Sitemap - Large Site - Old Content and Daily Updated Content
« on: January 01, 2012, 10:25:18 PM »
Hello Experts,

We have build a fairly large Entertainment site. We do load content every day around 100 articles.
On the other hand, we don't update most of the articles of which we have posted.

What sort of settings do we need to set for this type of requirement in order to generate/update the sitemap.xml file on a daily basis?

Thank you,
MovieIMAX
[ External links are visible to forum administrators only ]



Re: Sitemap - Large Site - Old Content and Daily Updated Content
« Reply #1 on: January 02, 2012, 09:41:01 AM »
Hello,

default settings can be used. Sitemap generator will have to re-crawl the whole site anyway since new pages can be linked from any page.
Re: Sitemap - Large Site - Old Content and Daily Updated Content
« Reply #2 on: January 02, 2012, 03:40:48 PM »
Hello Support,

That's correct. A new page can be linked from any page.

Which means, the crawling will skip the old pages going thru them or regardless of it will visit, scan them as well.
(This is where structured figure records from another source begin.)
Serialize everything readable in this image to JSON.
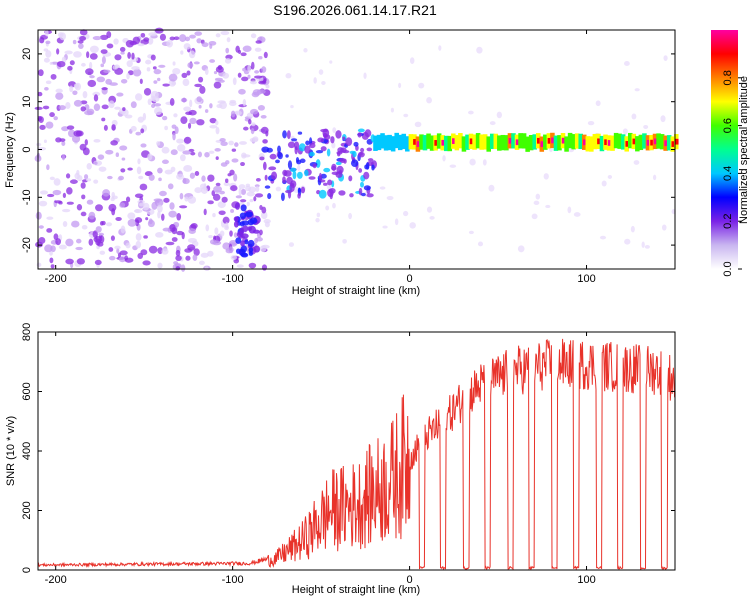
{
  "title": "S196.2026.061.14.17.R21",
  "colors": {
    "snr_line": "#e8322a",
    "colorbar": [
      "#ffffff",
      "#c9b6f0",
      "#7a22e6",
      "#0000ff",
      "#00c8ff",
      "#00ff90",
      "#40ff00",
      "#ffff00",
      "#ff8000",
      "#ff0000",
      "#ff00a0"
    ]
  },
  "chart_data": [
    {
      "type": "heatmap",
      "name": "spectrogram",
      "xlabel": "Height of straight line (km)",
      "ylabel": "Frequency (Hz)",
      "xlim": [
        -210,
        150
      ],
      "ylim": [
        -25,
        25
      ],
      "xticks": [
        -200,
        -100,
        0,
        100
      ],
      "xtick_labels": [
        "-200",
        "-100",
        "0",
        "100"
      ],
      "yticks": [
        -20,
        -10,
        0,
        10,
        20
      ],
      "ytick_labels": [
        "-20",
        "-10",
        "0",
        "10",
        "20"
      ],
      "colorbar": {
        "label": "Normalized spectral amplitude",
        "range": [
          0,
          1
        ],
        "ticks": [
          0.0,
          0.2,
          0.4,
          0.6,
          0.8
        ],
        "tick_labels": [
          "0.0",
          "0.2",
          "0.4",
          "0.6",
          "0.8"
        ]
      },
      "features": [
        {
          "label": "noise",
          "x_range": [
            -210,
            -80
          ],
          "f_range": [
            -25,
            25
          ],
          "amplitude": 0.15
        },
        {
          "label": "burst",
          "x_range": [
            -98,
            -86
          ],
          "f_center": -16,
          "amplitude": 0.3
        },
        {
          "label": "cluster",
          "x_range": [
            -82,
            -20
          ],
          "f_center": -3,
          "amplitude": 0.3
        },
        {
          "label": "tone",
          "x_range": [
            -20,
            150
          ],
          "f_center": 1.5,
          "amplitude": 0.85
        }
      ]
    },
    {
      "type": "line",
      "name": "snr",
      "xlabel": "Height of straight line (km)",
      "ylabel": "SNR (10 * v/v)",
      "xlim": [
        -210,
        150
      ],
      "ylim": [
        0,
        800
      ],
      "xticks": [
        -200,
        -100,
        0,
        100
      ],
      "xtick_labels": [
        "-200",
        "-100",
        "0",
        "100"
      ],
      "yticks": [
        0,
        200,
        400,
        600,
        800
      ],
      "ytick_labels": [
        "0",
        "200",
        "400",
        "600",
        "800"
      ],
      "envelope": [
        {
          "x": -210,
          "y": 15
        },
        {
          "x": -90,
          "y": 20
        },
        {
          "x": -75,
          "y": 40
        },
        {
          "x": -60,
          "y": 100
        },
        {
          "x": -45,
          "y": 200
        },
        {
          "x": -30,
          "y": 220
        },
        {
          "x": -10,
          "y": 300
        },
        {
          "x": 0,
          "y": 380
        },
        {
          "x": 10,
          "y": 460
        },
        {
          "x": 20,
          "y": 510
        },
        {
          "x": 30,
          "y": 580
        },
        {
          "x": 40,
          "y": 630
        },
        {
          "x": 60,
          "y": 680
        },
        {
          "x": 80,
          "y": 700
        },
        {
          "x": 100,
          "y": 700
        },
        {
          "x": 120,
          "y": 690
        },
        {
          "x": 140,
          "y": 680
        },
        {
          "x": 150,
          "y": 650
        }
      ],
      "dropouts_x": [
        7,
        19,
        32,
        44,
        57,
        69,
        82,
        94,
        107,
        119,
        132,
        144
      ],
      "peak_y": 800
    }
  ]
}
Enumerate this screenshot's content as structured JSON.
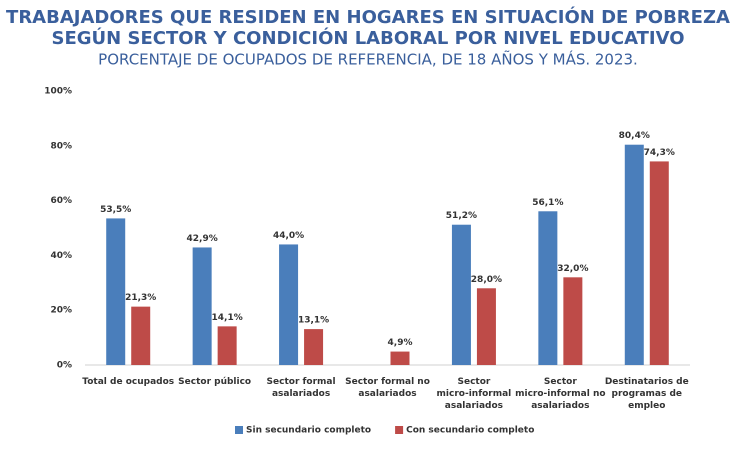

I am posting this question because, the site has more than 300K pages and I am sure visiting/crawling each and every page again and again every day will take a huge time to build the sitemap.xml files...

Thank you,
MovieIMAX
[ External links are visible to forum administrators only ]
Re: Sitemap - Large Site - Old Content and Daily Updated Content
« Reply #3 on: January 03, 2012, 10:37:52 AM »
That's right, all pages are recrawled. In case if your site is organized in  a way where all new pages are linked from one place (like "news page"), you can create a full sitemap one time, save it with a different filename (sitemapfull.xml for instance), and then specify that news page URL as Starting URl for generator and limit "depth level" to "1" or "2", so it won't go very deep recrawling all pages, but will find new pages for a separate sitemap.